Protestos no Japão contra megacentros de IA por riscos ambientais
Protestos no Japão contra megacentros de IA por riscos ambientais

Moradores da cidade de Hino, nos arredores de Tóquio, estão protestando contra a construção de megacentros de dados voltados para inteligência artificial (IA), citando riscos ambientais como aumento do calor, ruído, risco de incêndios e bloqueio da luz solar. O movimento reflete uma crescente resistência à expansão acelerada de data centers no Japão, que busca se tornar uma potência global em IA.

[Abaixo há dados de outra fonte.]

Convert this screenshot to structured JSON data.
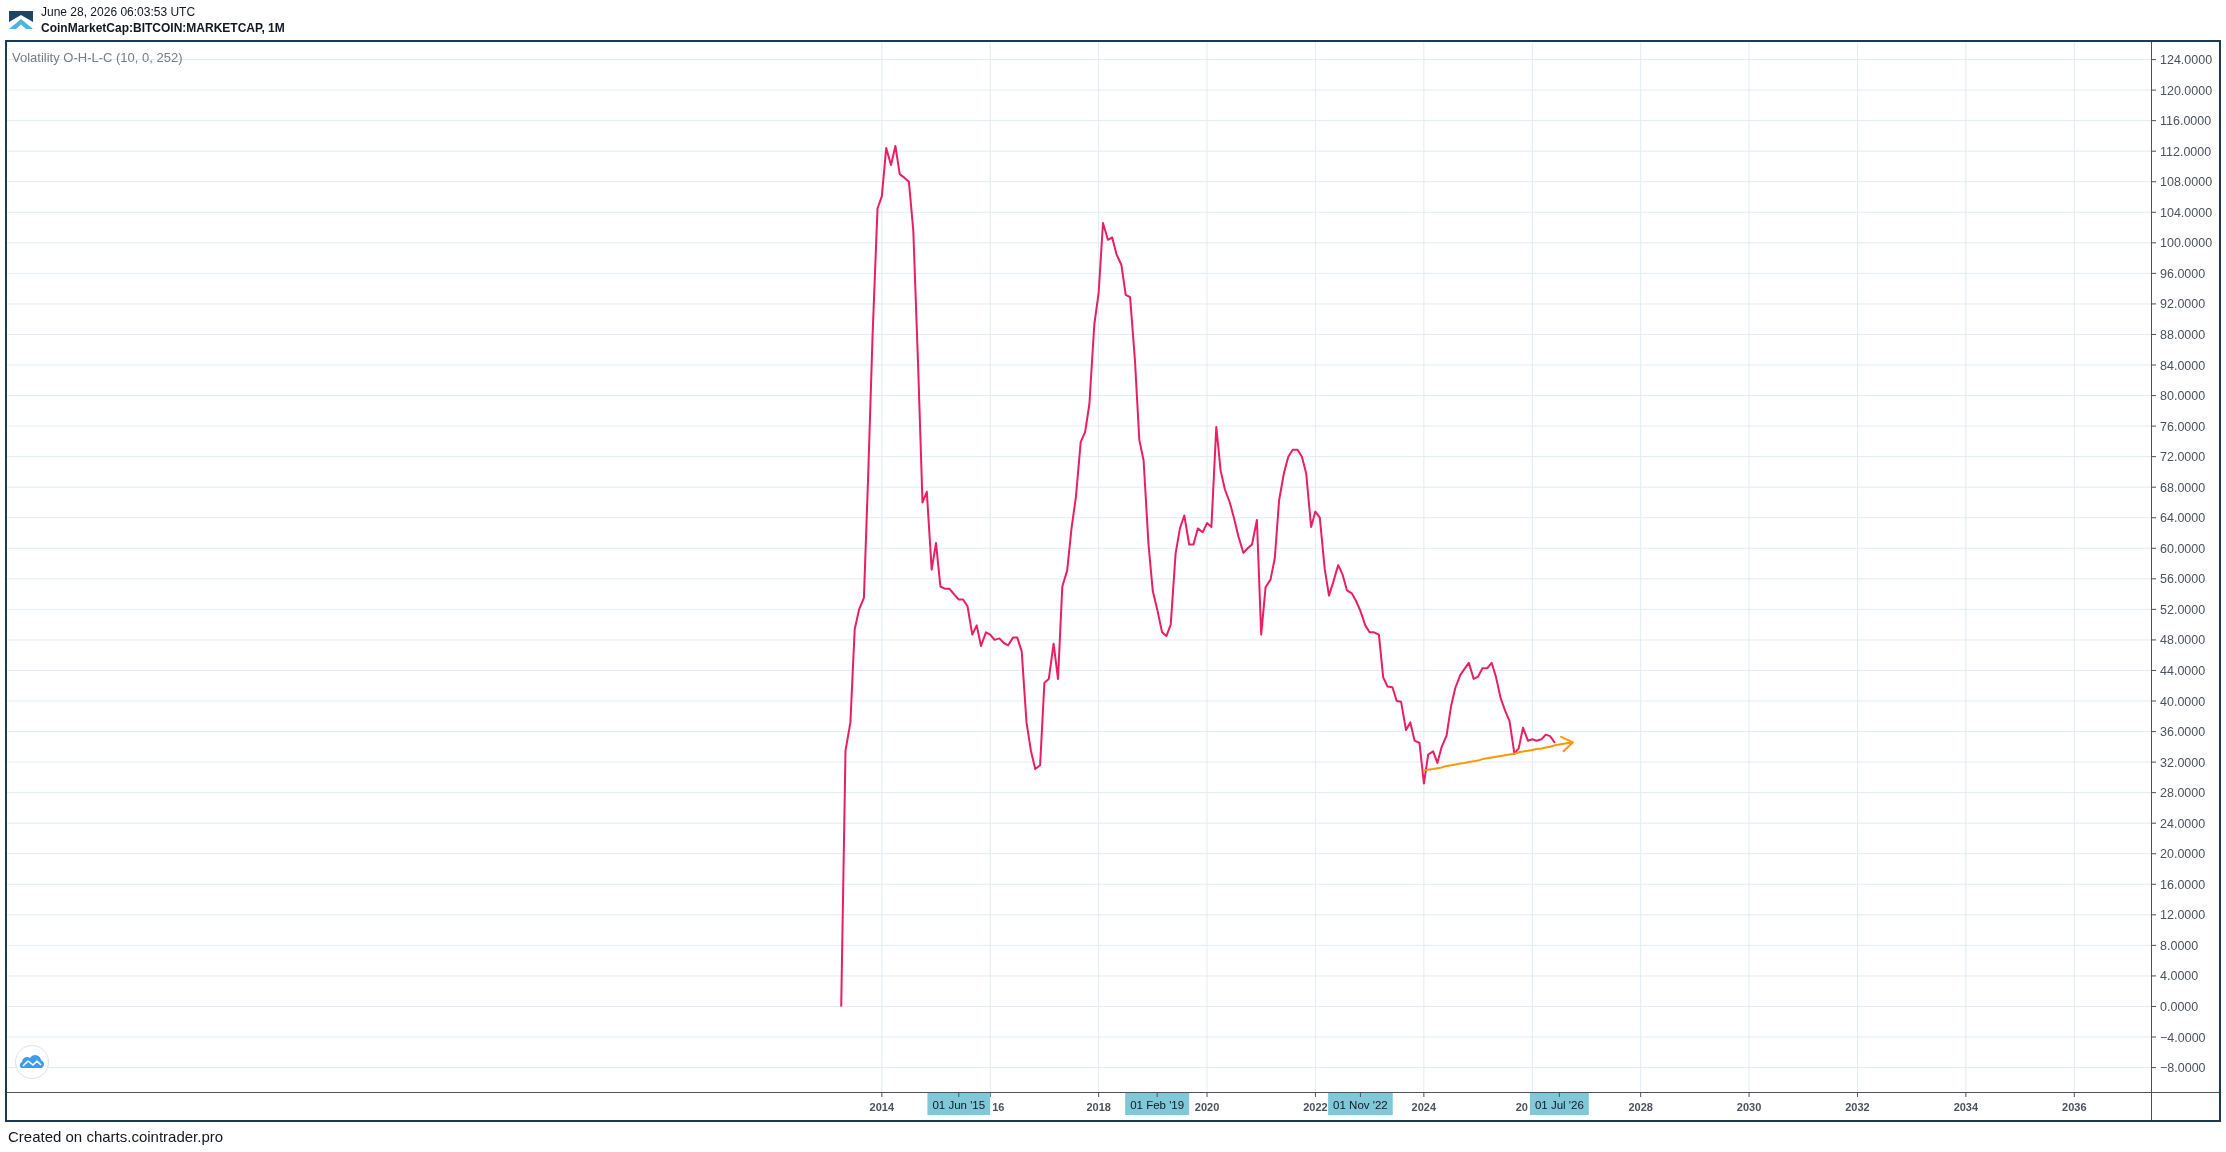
{
  "header": {
    "title": "June 28, 2026 06:03:53 UTC",
    "symbol": "CoinMarketCap:BITCOIN:MARKETCAP, 1M"
  },
  "chart": {
    "chart_data": {
      "type": "line",
      "x": [
        2013.25,
        2013.33,
        2013.42,
        2013.5,
        2013.58,
        2013.67,
        2013.75,
        2013.83,
        2013.92,
        2014,
        2014.08,
        2014.17,
        2014.25,
        2014.33,
        2014.42,
        2014.5,
        2014.58,
        2014.67,
        2014.75,
        2014.83,
        2014.92,
        2015,
        2015.08,
        2015.17,
        2015.25,
        2015.33,
        2015.42,
        2015.5,
        2015.58,
        2015.67,
        2015.75,
        2015.83,
        2015.92,
        2016,
        2016.08,
        2016.17,
        2016.25,
        2016.33,
        2016.42,
        2016.5,
        2016.58,
        2016.67,
        2016.75,
        2016.83,
        2016.92,
        2017,
        2017.08,
        2017.17,
        2017.25,
        2017.33,
        2017.42,
        2017.5,
        2017.58,
        2017.67,
        2017.75,
        2017.83,
        2017.92,
        2018,
        2018.08,
        2018.17,
        2018.25,
        2018.33,
        2018.42,
        2018.5,
        2018.58,
        2018.67,
        2018.75,
        2018.83,
        2018.92,
        2019,
        2019.08,
        2019.17,
        2019.25,
        2019.33,
        2019.42,
        2019.5,
        2019.58,
        2019.67,
        2019.75,
        2019.83,
        2019.92,
        2020,
        2020.08,
        2020.17,
        2020.25,
        2020.33,
        2020.42,
        2020.5,
        2020.58,
        2020.67,
        2020.75,
        2020.83,
        2020.92,
        2021,
        2021.08,
        2021.17,
        2021.25,
        2021.33,
        2021.42,
        2021.5,
        2021.58,
        2021.67,
        2021.75,
        2021.83,
        2021.92,
        2022,
        2022.08,
        2022.17,
        2022.25,
        2022.33,
        2022.42,
        2022.5,
        2022.58,
        2022.67,
        2022.75,
        2022.83,
        2022.92,
        2023,
        2023.08,
        2023.17,
        2023.25,
        2023.33,
        2023.42,
        2023.5,
        2023.58,
        2023.67,
        2023.75,
        2023.83,
        2023.92,
        2024,
        2024.08,
        2024.17,
        2024.25,
        2024.33,
        2024.42,
        2024.5,
        2024.58,
        2024.67,
        2024.75,
        2024.83,
        2024.92,
        2025,
        2025.08,
        2025.17,
        2025.25,
        2025.33,
        2025.42,
        2025.5,
        2025.58,
        2025.67,
        2025.75,
        2025.83,
        2025.92,
        2026,
        2026.08,
        2026.17,
        2026.25,
        2026.33,
        2026.42,
        2026.5,
        2026.58,
        2026.67,
        2026.75
      ],
      "series": [
        {
          "name": "Volatility O-H-L-C (10, 0, 252)",
          "color": "#e91e63",
          "values": [
            0,
            33.5,
            37.2,
            49.4,
            52,
            53.5,
            70,
            88,
            104.5,
            106.1,
            112.4,
            110.2,
            112.7,
            109,
            108.5,
            108,
            101.6,
            84,
            66,
            67.4,
            57.2,
            60.7,
            55,
            54.7,
            54.7,
            54,
            53.3,
            53.3,
            52.4,
            48.7,
            49.9,
            47.2,
            49,
            48.7,
            48,
            48.2,
            47.6,
            47.3,
            48.3,
            48.3,
            46.5,
            37.2,
            33.5,
            31.1,
            31.6,
            42.4,
            42.9,
            47.5,
            42.9,
            55,
            57.1,
            62.6,
            66.7,
            73.9,
            75.2,
            78.9,
            89.3,
            93.4,
            102.6,
            100.4,
            100.7,
            98.5,
            97.1,
            93.2,
            92.9,
            84.5,
            74.2,
            71.5,
            60.5,
            54.4,
            52,
            49,
            48.5,
            50,
            59.3,
            62.6,
            64.3,
            60.5,
            60.5,
            62.6,
            62.1,
            63.3,
            62.8,
            75.9,
            70.2,
            67.7,
            66,
            63.9,
            61.5,
            59.4,
            60,
            60.5,
            63.7,
            48.7,
            54.9,
            55.9,
            58.7,
            66.3,
            69.9,
            72,
            72.9,
            72.9,
            72,
            69.8,
            62.8,
            64.8,
            64,
            57.3,
            53.8,
            55.6,
            57.8,
            56.6,
            54.5,
            54.1,
            53.1,
            51.8,
            49.9,
            49,
            49,
            48.7,
            43.1,
            41.9,
            41.8,
            40,
            39.9,
            36.2,
            37.2,
            34.8,
            34.5,
            29.2,
            33,
            33.4,
            31.9,
            34,
            35.5,
            39.3,
            41.7,
            43.4,
            44.2,
            45,
            42.9,
            43.2,
            44.3,
            44.3,
            45,
            43.2,
            40.3,
            38.7,
            37.4,
            33.1,
            33.8,
            36.5,
            34.8,
            35,
            34.8,
            35,
            35.6,
            35.4,
            34.5,
            null,
            null,
            null,
            null
          ]
        },
        {
          "color": "#ff9800",
          "values": [
            null,
            null,
            null,
            null,
            null,
            null,
            null,
            null,
            null,
            null,
            null,
            null,
            null,
            null,
            null,
            null,
            null,
            null,
            null,
            null,
            null,
            null,
            null,
            null,
            null,
            null,
            null,
            null,
            null,
            null,
            null,
            null,
            null,
            null,
            null,
            null,
            null,
            null,
            null,
            null,
            null,
            null,
            null,
            null,
            null,
            null,
            null,
            null,
            null,
            null,
            null,
            null,
            null,
            null,
            null,
            null,
            null,
            null,
            null,
            null,
            null,
            null,
            null,
            null,
            null,
            null,
            null,
            null,
            null,
            null,
            null,
            null,
            null,
            null,
            null,
            null,
            null,
            null,
            null,
            null,
            null,
            null,
            null,
            null,
            null,
            null,
            null,
            null,
            null,
            null,
            null,
            null,
            null,
            null,
            null,
            null,
            null,
            null,
            null,
            null,
            null,
            null,
            null,
            null,
            null,
            null,
            null,
            null,
            null,
            null,
            null,
            null,
            null,
            null,
            null,
            null,
            null,
            null,
            null,
            null,
            null,
            null,
            null,
            null,
            null,
            null,
            null,
            null,
            null,
            30.9,
            31.0,
            31.1,
            31.2,
            31.3,
            31.5,
            31.6,
            31.7,
            31.8,
            31.9,
            32.0,
            32.1,
            32.2,
            32.4,
            32.5,
            32.6,
            32.7,
            32.8,
            32.9,
            33.0,
            33.1,
            33.3,
            33.4,
            33.5,
            33.6,
            33.7,
            33.8,
            33.9,
            34.0,
            34.2,
            34.3,
            34.4,
            34.5,
            34.6
          ]
        }
      ],
      "xlim": [
        1997.86,
        2038.67
      ],
      "ylim": [
        -11.2,
        126.3
      ],
      "grid": true,
      "xticks": [
        2014,
        2018,
        2020,
        2022,
        2024,
        2028,
        2030,
        2032,
        2034,
        2036
      ],
      "yticks": [
        {
          "value": 124,
          "label": "124.0000"
        },
        {
          "value": 120,
          "label": "120.0000"
        },
        {
          "value": 116,
          "label": "116.0000"
        },
        {
          "value": 112,
          "label": "112.0000"
        },
        {
          "value": 108,
          "label": "108.0000"
        },
        {
          "value": 104,
          "label": "104.0000"
        },
        {
          "value": 100,
          "label": "100.0000"
        },
        {
          "value": 96,
          "label": "96.0000"
        },
        {
          "value": 92,
          "label": "92.0000"
        },
        {
          "value": 88,
          "label": "88.0000"
        },
        {
          "value": 84,
          "label": "84.0000"
        },
        {
          "value": 80,
          "label": "80.0000"
        },
        {
          "value": 76,
          "label": "76.0000"
        },
        {
          "value": 72,
          "label": "72.0000"
        },
        {
          "value": 68,
          "label": "68.0000"
        },
        {
          "value": 64,
          "label": "64.0000"
        },
        {
          "value": 60,
          "label": "60.0000"
        },
        {
          "value": 56,
          "label": "56.0000"
        },
        {
          "value": 52,
          "label": "52.0000"
        },
        {
          "value": 48,
          "label": "48.0000"
        },
        {
          "value": 44,
          "label": "44.0000"
        },
        {
          "value": 40,
          "label": "40.0000"
        },
        {
          "value": 36,
          "label": "36.0000"
        },
        {
          "value": 32,
          "label": "32.0000"
        },
        {
          "value": 28,
          "label": "28.0000"
        },
        {
          "value": 24,
          "label": "24.0000"
        },
        {
          "value": 20,
          "label": "20.0000"
        },
        {
          "value": 16,
          "label": "16.0000"
        },
        {
          "value": 12,
          "label": "12.0000"
        },
        {
          "value": 8,
          "label": "8.0000"
        },
        {
          "value": 4,
          "label": "4.0000"
        },
        {
          "value": 0,
          "label": "0.0000"
        },
        {
          "value": -4,
          "label": "−4.0000"
        },
        {
          "value": -8,
          "label": "−8.0000"
        }
      ],
      "annotations": [
        "01 Jun '15",
        "01 Feb '19",
        "01 Nov '22",
        "01 Jul '26"
      ]
    },
    "covered_tick_labels": [
      {
        "text": "16",
        "kind": "tail"
      },
      {
        "text": "20",
        "kind": "head"
      }
    ]
  },
  "footer": {
    "credit": "Created on charts.cointrader.pro"
  }
}
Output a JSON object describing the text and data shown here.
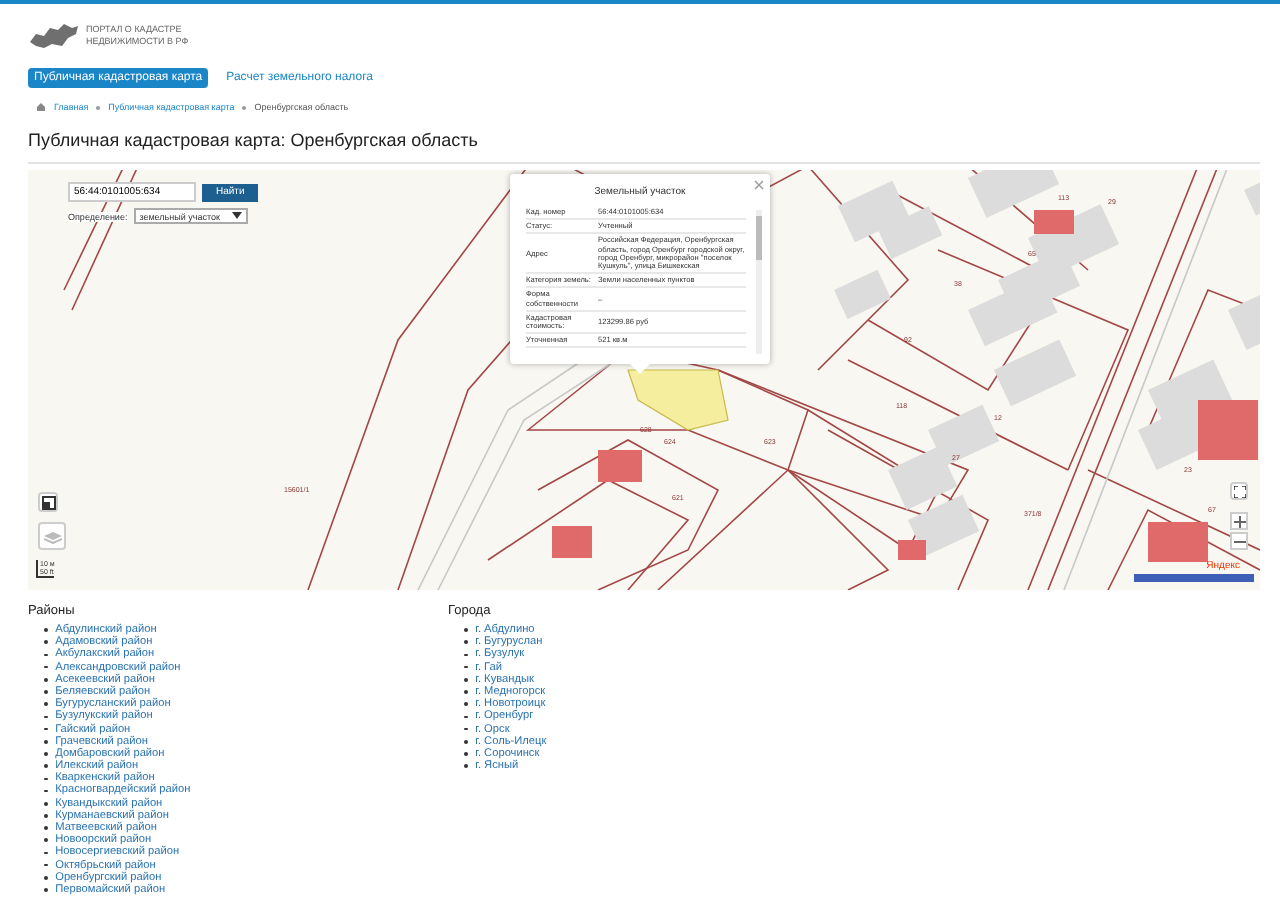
{
  "header": {
    "logo_line_1": "ПОРТАЛ О КАДАСТРЕ",
    "logo_line_2": "НЕДВИЖИМОСТИ В РФ"
  },
  "nav": [
    {
      "label": "Публичная кадастровая карта",
      "selected": true
    },
    {
      "label": "Расчет земельного налога",
      "selected": false
    }
  ],
  "breadcrumbs": [
    "Главная",
    "Публичная кадастровая карта",
    "Оренбургская область"
  ],
  "page_title": "Публичная кадастровая карта: Оренбургская область",
  "map": {
    "search": {
      "value": "56:44:0101005:634",
      "button": "Найти"
    },
    "definition": {
      "label": "Определение:",
      "value": "земельный участок"
    },
    "popup": {
      "title": "Земельный участок",
      "rows": [
        {
          "label": "Кад. номер",
          "value": "56:44:0101005:634"
        },
        {
          "label": "Статус:",
          "value": "Учтенный"
        },
        {
          "label": "Адрес",
          "value": "Российская Федерация, Оренбургская область, город Оренбург городской округ, город Оренбург, микрорайон \"поселок Кушкуль\", улица Бишкекская"
        },
        {
          "label": "Категория земель:",
          "value": "Земли населенных пунктов"
        },
        {
          "label": "Форма собственности",
          "value": "–"
        },
        {
          "label": "Кадастровая стоимость:",
          "value": "123299.86 руб"
        },
        {
          "label": "Уточненная",
          "value": "521 кв.м"
        }
      ]
    },
    "labels": [
      "15601/1",
      "628",
      "624",
      "623",
      "621",
      "113",
      "29",
      "65",
      "38",
      "92",
      "118",
      "12",
      "27",
      "23",
      "67",
      "371/8"
    ],
    "scale": [
      "10 м",
      "50 ft"
    ],
    "provider": "Яндекс"
  },
  "districts": {
    "title": "Районы",
    "items": [
      "Абдулинский район",
      "Адамовский район",
      "Акбулакский район",
      "Александровский район",
      "Асекеевский район",
      "Беляевский район",
      "Бугурусланский район",
      "Бузулукский район",
      "Гайский район",
      "Грачевский район",
      "Домбаровский район",
      "Илекский район",
      "Кваркенский район",
      "Красногвардейский район",
      "Кувандыкский район",
      "Курманаевский район",
      "Матвеевский район",
      "Новоорский район",
      "Новосергиевский район",
      "Октябрьский район",
      "Оренбургский район",
      "Первомайский район"
    ]
  },
  "cities": {
    "title": "Города",
    "items": [
      "г. Абдулино",
      "г. Бугуруслан",
      "г. Бузулук",
      "г. Гай",
      "г. Кувандык",
      "г. Медногорск",
      "г. Новотроицк",
      "г. Оренбург",
      "г. Орск",
      "г. Соль-Илецк",
      "г. Сорочинск",
      "г. Ясный"
    ]
  }
}
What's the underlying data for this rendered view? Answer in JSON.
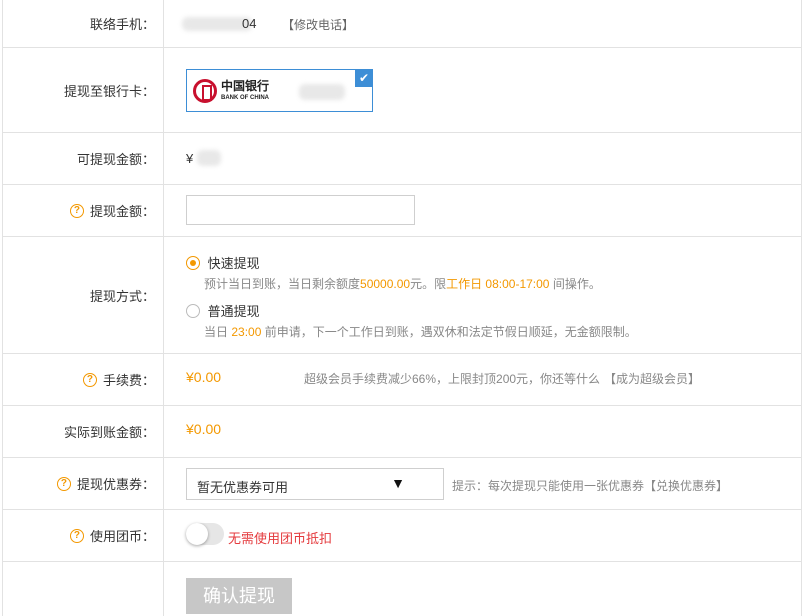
{
  "phone": {
    "label": "联络手机：",
    "value_suffix": "04",
    "edit_link": "【修改电话】"
  },
  "bank": {
    "label": "提现至银行卡：",
    "bank_name_cn": "中国银行",
    "bank_name_en": "BANK OF CHINA"
  },
  "available": {
    "label": "可提现金额：",
    "currency": "¥"
  },
  "amount": {
    "label": "提现金额：",
    "value": "",
    "placeholder": ""
  },
  "method": {
    "label": "提现方式：",
    "fast": {
      "label": "快速提现",
      "desc_prefix": "预计当日到账，当日剩余额度",
      "desc_quota": "50000.00",
      "desc_mid": "元。限",
      "desc_time": "工作日 08:00-17:00",
      "desc_suffix": " 间操作。"
    },
    "normal": {
      "label": "普通提现",
      "desc_prefix": "当日 ",
      "desc_time": "23:00",
      "desc_suffix": " 前申请，下一个工作日到账，遇双休和法定节假日顺延，无金额限制。"
    }
  },
  "fee": {
    "label": "手续费：",
    "value": "¥0.00",
    "promo": "超级会员手续费减少66%，上限封顶200元，你还等什么",
    "promo_link": "【成为超级会员】"
  },
  "actual": {
    "label": "实际到账金额：",
    "value": "¥0.00"
  },
  "coupon": {
    "label": "提现优惠券：",
    "selected": "暂无优惠券可用",
    "hint": "提示：每次提现只能使用一张优惠券",
    "hint_link": "【兑换优惠券】"
  },
  "coin": {
    "label": "使用团币：",
    "status": "无需使用团币抵扣"
  },
  "submit": {
    "label": "确认提现"
  },
  "colors": {
    "accent": "#f39800",
    "link_blue": "#3d8ed6",
    "warning_red": "#e4393c",
    "button_disabled": "#c7c7c7"
  }
}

Impactos ambientais temidos pela população

Os protestos em Hino ganharam força após a divulgação de planos para erguer grandes instalações de servidores que consumirão enormes quantidades de energia elétrica e gerarão calor residual significativo. Moradores relatam preocupação com o aumento da temperatura local, o ruído constante dos sistemas de refrigeração e o risco de incêndios em baterias e equipamentos elétricos. Além disso, a altura dos edifícios pode bloquear a luz solar em residências vizinhas.

"Temos medo de que nossa qualidade de vida seja prejudicada. O barulho e o calor já são insuportáveis em algumas áreas", afirmou um líder comunitário local, sob condição de anonimato. A Mitsui Fudosan, uma das principais incorporadoras do projeto, propôs a criação de uma faixa verde ao redor dos centros para mitigar os efeitos, mas a medida não convenceu os manifestantes.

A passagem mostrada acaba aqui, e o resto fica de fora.